Tra le sfide che il super commissario anti siccità dovrà affrontare ci sarà anche questa. Il tema dei costi/benefici della dissalazione dell'acqua marina è tra i punti che la cabina di regia sta affrontando in vista del Consiglio dei ministri della prossima settimana. Ovviamente, se mai si deciderà di investire negli impianti, non si può pensare a un risultato immediato che risolva tutto entro l'estate, ma - tra costruzione e collaudi - ci vorranno almeno cinque anni. «Vero è che se non si comincia non si finisce» sprona Alessandro Marangoni, alla guida di Althesys, società di consulenza che sviluppa strategie per la gestione idrica.

A tifare per la via dei dissalatori anche il presidente del Veneto Luca Zaia e il sindaco di Genova Marco Bucci. I soldi ci sono. Il Pnrr prevede 4,3 miliardi di stanziamento alla voce «Sicurezza dell'approvvigionameto e gestione sostenibile delle risorse idriche» e un impianto di medie dimensione costa circa 15 milioni.

«Ci sono ancora dei punti su cui lavorare per valutare costi e benefici - spiega Marangoni - E cioè come gestire i residui, la cosiddetta salamoia (che non è dannosa ma che non può essere dispersa in mare in un unico punto) e come ottimizzare i consumi energetici.

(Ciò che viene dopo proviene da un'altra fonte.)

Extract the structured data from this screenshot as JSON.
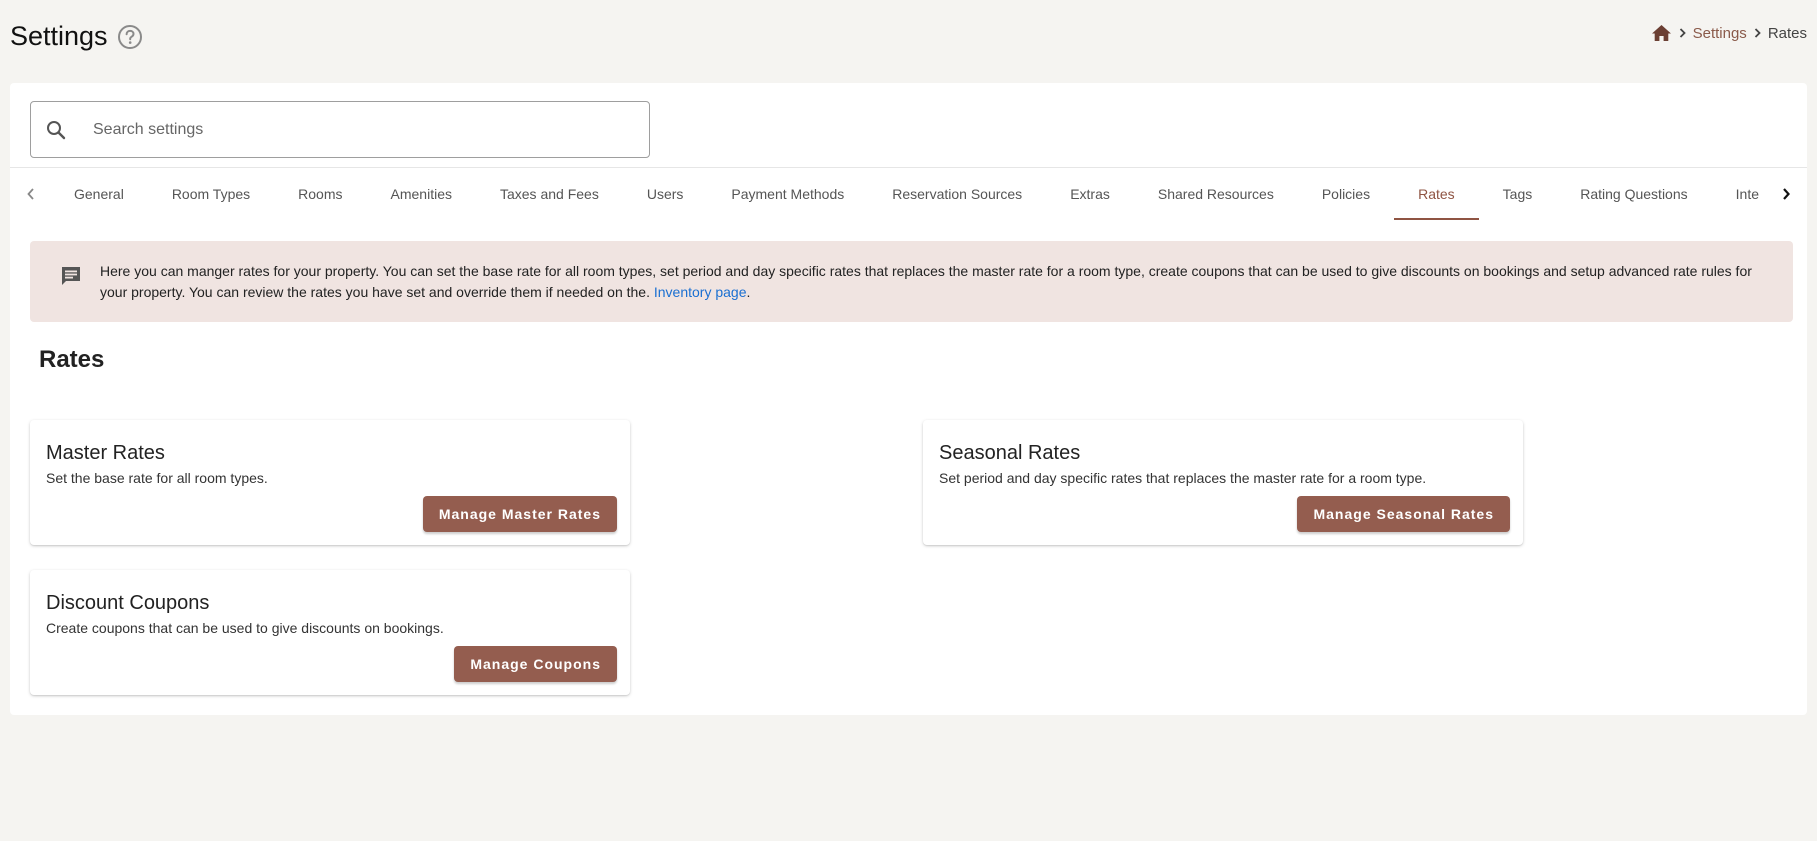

La cabina di regia si confronterà anche su questo, ma direi che per il resto tutto il progetto sta in piedi». Al momento in Italia viene dissalato solo lo 0,1% dell'acqua ma sotto gli occhi abbiamo due esempi che dicono come il piano per dolcificare l'acqua non sia un miraggio: l'acquedotto pugliese a Taranto che produrrà acqua potabile per 385mila persone e sarà il più grande d'Italia. E Barcellona, che utilizza principalmente acqua dissalata e ha evitato di dover deviare il corso del fiume per soddisfare le esigenze della città.

Seppur convinti dell'utilità dei dissalatori, i tecnici sono ben consapevoli che, per preservare l'acqua, prima occorra sistemare la rete idrica Italiana. Innanzitutto a livello amministrativo, per evitare paradossi per cui un unico fiume venga «gestito» da dieci società diverse. Poi per rimodernizzare la rete idrica, fare in modo che gli invasi accolgano più dell'11% dell'acqua piovana. E ancora le dighe: vanno ripulite dai detriti, messe a norma. Addirittura 100 su oltre 500 vanno collaudate.

Il tempo è pochissimo.

La cabina degli esperti e dei ministri dovrà prima di tutto pensare agli interventi più urgenti in vista dell'estate e poi dovrà pianificare, senza rinviare anche quest'anno.